I also got a lot of reading done at Omena. After polishing off a volume of selected letters addresses by our late Superior General Pedro Arrupe, I read Kathleen Norris' The Cloister Walk. Norris' book shows a strong affection for the Benedictine tradition and offers interesting insights on sundry topics related to the psalms, prayer, saints and the experience of 'being church.' I should also say here - because I honestly can't mention The Cloister Walk without doing so - that the book had an interesting cameo in my vocation story, even though I didn't read it until a few days ago. After I told my parents that I was applying to enter the Society, my mother went to the local library in search of books about religious life. As Mom reported later, all they had was The Cloister Walk, which was singularly unhelpful. Later, Mom found a number of useful books on Jesuit and Ignatian topics, including vocation director faves The Fifth Week and In Good Company as well as Paul Mariani's Thirty Days and Bill Byron's superlative Jesuit Saturdays. In any case, The Cloister Walk came first, and I'll always remember that. (Will you, Mom?)

Lest you think it took me two weeks to slog through the four-hundred or so pages of The Cloister Walk, I must note that I read a few other books at Omena as well. One of these was Greek Orthodox theologian John Chryssavgis' Light Through Darkness, a fine introduction to Eastern Christian spirituality. After finishing Chryssavgis, I read a modern classic of American religious history that I'd been meaning to pick up for years - Robert Orsi's The Madonna of 115th Street. I enjoyed Orsi's book, but I also appreciated the change of pace that came with the next title on the list - Kathleen Stocking's Letters from the Leelanau. A Leelanau County native, Stocking offers a book full of incisive slice-of-life essays about her home peninsula. As I noted above, I've already fallen in love with the Leelanau, so I look on Stocking's book as a real gem.
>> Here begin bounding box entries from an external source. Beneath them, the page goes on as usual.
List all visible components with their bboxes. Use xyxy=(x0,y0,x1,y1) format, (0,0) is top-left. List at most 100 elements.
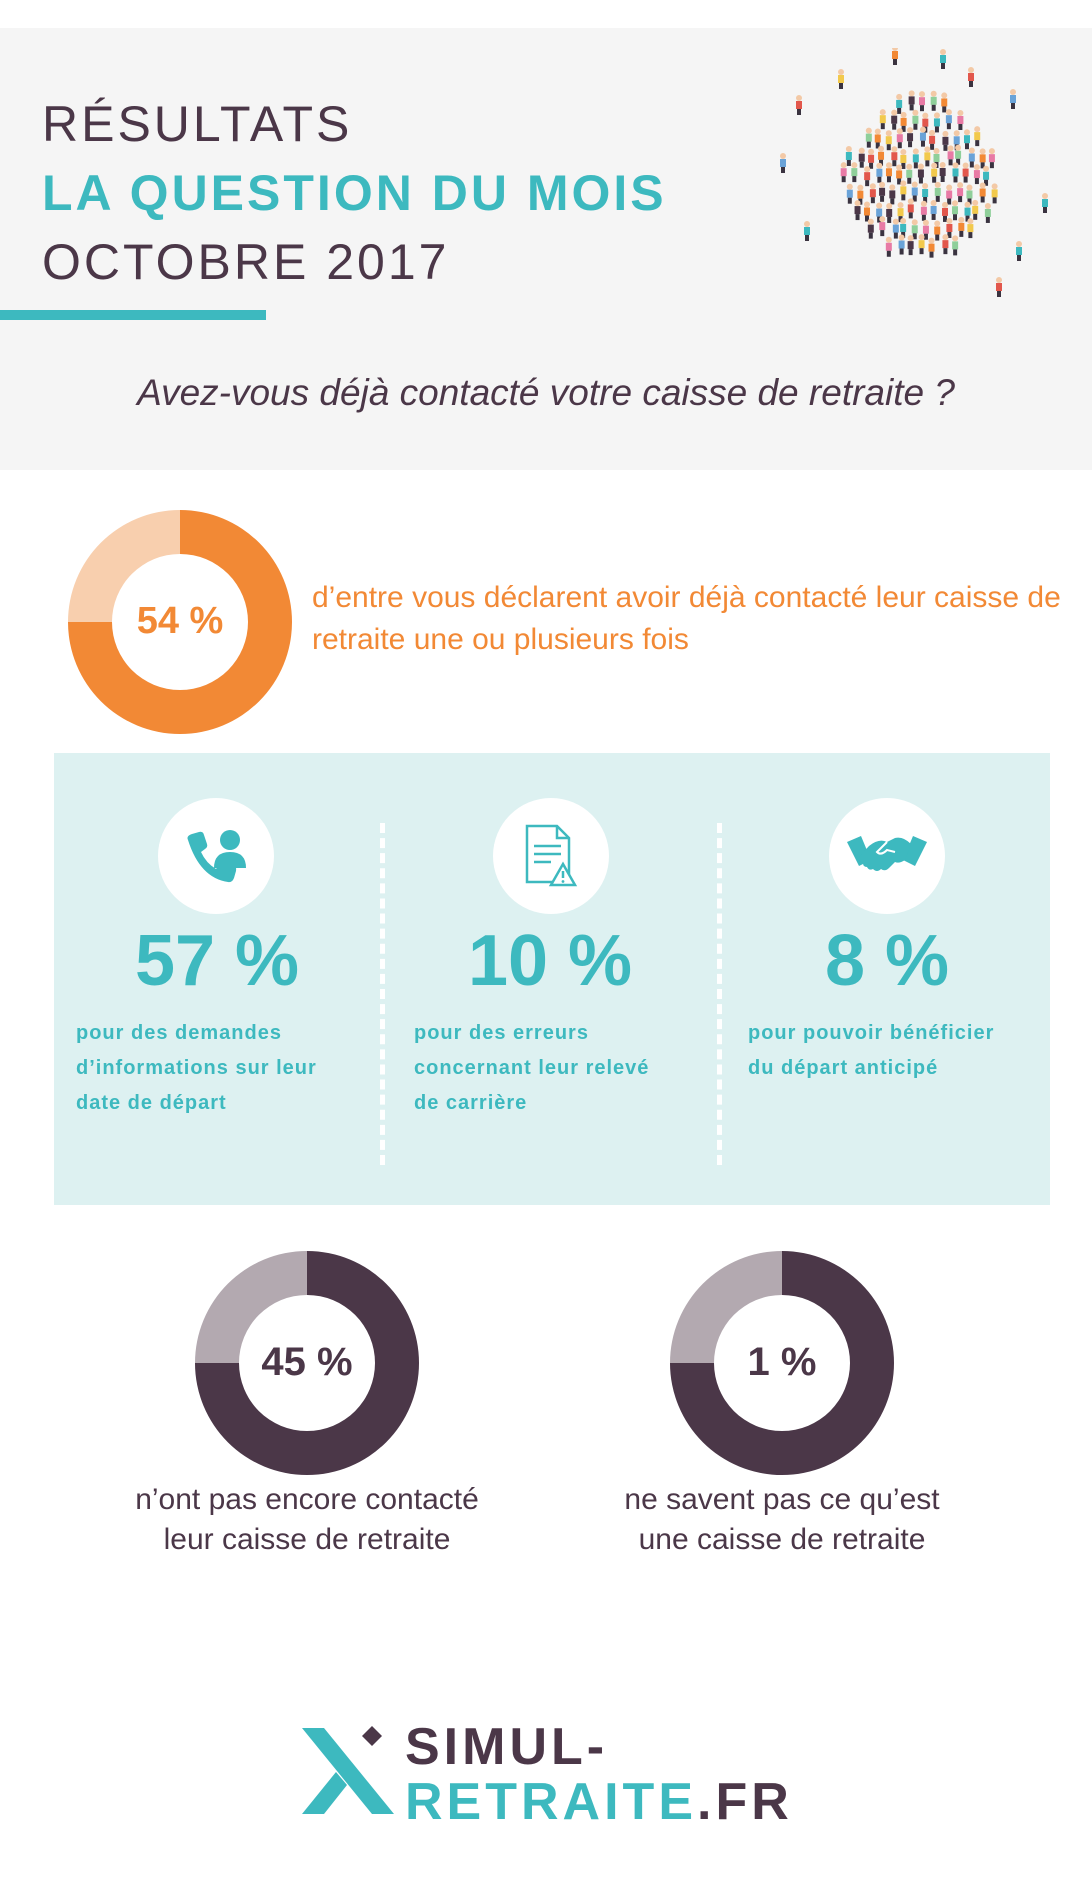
stat-3-value: 8 % xyxy=(824,921,950,1001)
person-icon xyxy=(946,184,953,205)
person-icon xyxy=(940,49,946,69)
person-icon xyxy=(972,199,979,220)
caption-line: n’ont pas encore contacté xyxy=(135,1483,479,1516)
person-icon xyxy=(886,202,893,223)
header-title-date: OCTOBRE 2017 xyxy=(42,234,450,290)
person-icon xyxy=(979,148,986,169)
stat-1-value: 57 % xyxy=(134,921,300,1001)
person-icon xyxy=(930,90,937,111)
stat-1-line: date de départ xyxy=(76,1092,227,1114)
person-icon xyxy=(858,147,865,168)
person-icon xyxy=(900,111,907,132)
donut-1-chart xyxy=(670,1251,894,1475)
logo-text-retraite: RETRAITE.FR xyxy=(405,1772,793,1832)
person-icon xyxy=(907,127,914,148)
header-underline xyxy=(0,310,266,320)
person-icon xyxy=(962,162,969,183)
person-icon xyxy=(846,183,853,204)
person-icon xyxy=(946,217,953,238)
donut-slice-rest xyxy=(670,1251,782,1363)
person-icon xyxy=(780,153,786,173)
person-icon xyxy=(942,130,949,151)
donut-45-label: 45 % xyxy=(261,1340,353,1384)
person-icon xyxy=(929,129,936,150)
simul-retraite-logo-mark xyxy=(302,1726,394,1814)
panel-divider xyxy=(717,823,722,1165)
person-icon xyxy=(898,234,905,255)
person-icon xyxy=(1016,241,1022,261)
person-icon xyxy=(896,128,903,149)
person-icon xyxy=(854,200,861,221)
person-icon xyxy=(912,148,919,169)
person-icon xyxy=(930,199,937,220)
person-icon xyxy=(942,234,949,255)
person-icon xyxy=(879,181,886,202)
person-icon xyxy=(942,201,949,222)
stat-3-line: du départ anticipé xyxy=(748,1057,939,1079)
person-icon xyxy=(900,217,907,238)
donut-slice-rest xyxy=(68,510,180,622)
person-icon xyxy=(917,163,924,184)
person-icon xyxy=(922,219,929,240)
donut-54-description: d’entre vous déclarent avoir déjà contac… xyxy=(312,581,1061,656)
donut-45-caption: n’ont pas encore contacté leur caisse de… xyxy=(57,1480,557,1560)
person-icon xyxy=(918,234,925,255)
person-icon xyxy=(919,126,926,147)
person-icon xyxy=(891,146,898,167)
person-icon xyxy=(796,95,802,115)
person-icon xyxy=(984,202,991,223)
document-warning-icon xyxy=(525,824,578,887)
person-icon xyxy=(934,220,941,241)
donut-slice-main xyxy=(195,1251,419,1475)
survey-question: Avez-vous déjà contacté votre caisse de … xyxy=(137,372,955,413)
person-icon xyxy=(952,162,959,183)
stat-3-description: pour pouvoir bénéficier du départ antici… xyxy=(748,1016,994,1086)
person-icon xyxy=(911,219,918,240)
donut-slice-main xyxy=(670,1251,894,1475)
person-icon xyxy=(896,164,903,185)
person-icon xyxy=(996,277,1002,297)
person-icon xyxy=(857,184,864,205)
person-icon xyxy=(876,162,883,183)
person-icon xyxy=(804,221,810,241)
header-title-results: RÉSULTATS xyxy=(42,96,353,152)
person-icon xyxy=(900,148,907,169)
person-icon xyxy=(897,202,904,223)
logo-text-simul: SIMUL- xyxy=(405,1718,609,1776)
person-icon xyxy=(941,92,948,113)
person-icon xyxy=(908,90,915,111)
stat-1-description: pour des demandes d’informations sur leu… xyxy=(76,1016,317,1121)
person-icon xyxy=(979,182,986,203)
person-icon xyxy=(957,110,964,131)
donut-slice-main xyxy=(68,510,292,734)
person-icon xyxy=(864,166,871,187)
person-icon xyxy=(900,180,907,201)
stat-2-value: 10 % xyxy=(467,921,633,1001)
stat-1-line: pour des demandes xyxy=(76,1022,282,1044)
person-icon xyxy=(991,183,998,204)
person-icon xyxy=(957,182,964,203)
person-icon xyxy=(867,218,874,239)
person-icon xyxy=(968,67,974,87)
person-icon xyxy=(892,48,898,65)
stat-2-line: de carrière xyxy=(414,1092,528,1114)
person-icon xyxy=(891,109,898,130)
person-icon xyxy=(952,235,959,256)
person-icon xyxy=(885,162,892,183)
donut-1-label: 1 % xyxy=(747,1340,817,1384)
person-icon xyxy=(983,165,990,186)
person-icon xyxy=(920,200,927,221)
phone-contact-icon xyxy=(187,830,246,883)
person-icon xyxy=(1010,89,1016,109)
person-icon xyxy=(911,181,918,202)
person-icon xyxy=(879,216,886,237)
stat-2-line: pour des erreurs xyxy=(414,1022,589,1044)
person-icon xyxy=(931,162,938,183)
person-icon xyxy=(945,109,952,130)
logo-text-fr: .FR xyxy=(697,1773,793,1831)
handshake-icon-circle xyxy=(829,798,945,914)
stat-2-line: concernant leur relevé xyxy=(414,1057,650,1079)
document-warning-icon-circle xyxy=(493,798,609,914)
person-icon xyxy=(874,128,881,149)
donut-54-chart xyxy=(68,510,292,734)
In novitiate life there's seldom rest for the weary, and my two weeks at Omena provided a welcome vacation in what's been a busy summer. Now it's back to work, however - this weekend the Loyola House community will be busy preparing for our second-year novices' profession of first vows on Sunday. Though a busy time, this is also a happy one, and your prayers for our vovendi would be most welcome. Expect an update on the proceedings sometime in the next couple days. AMDG.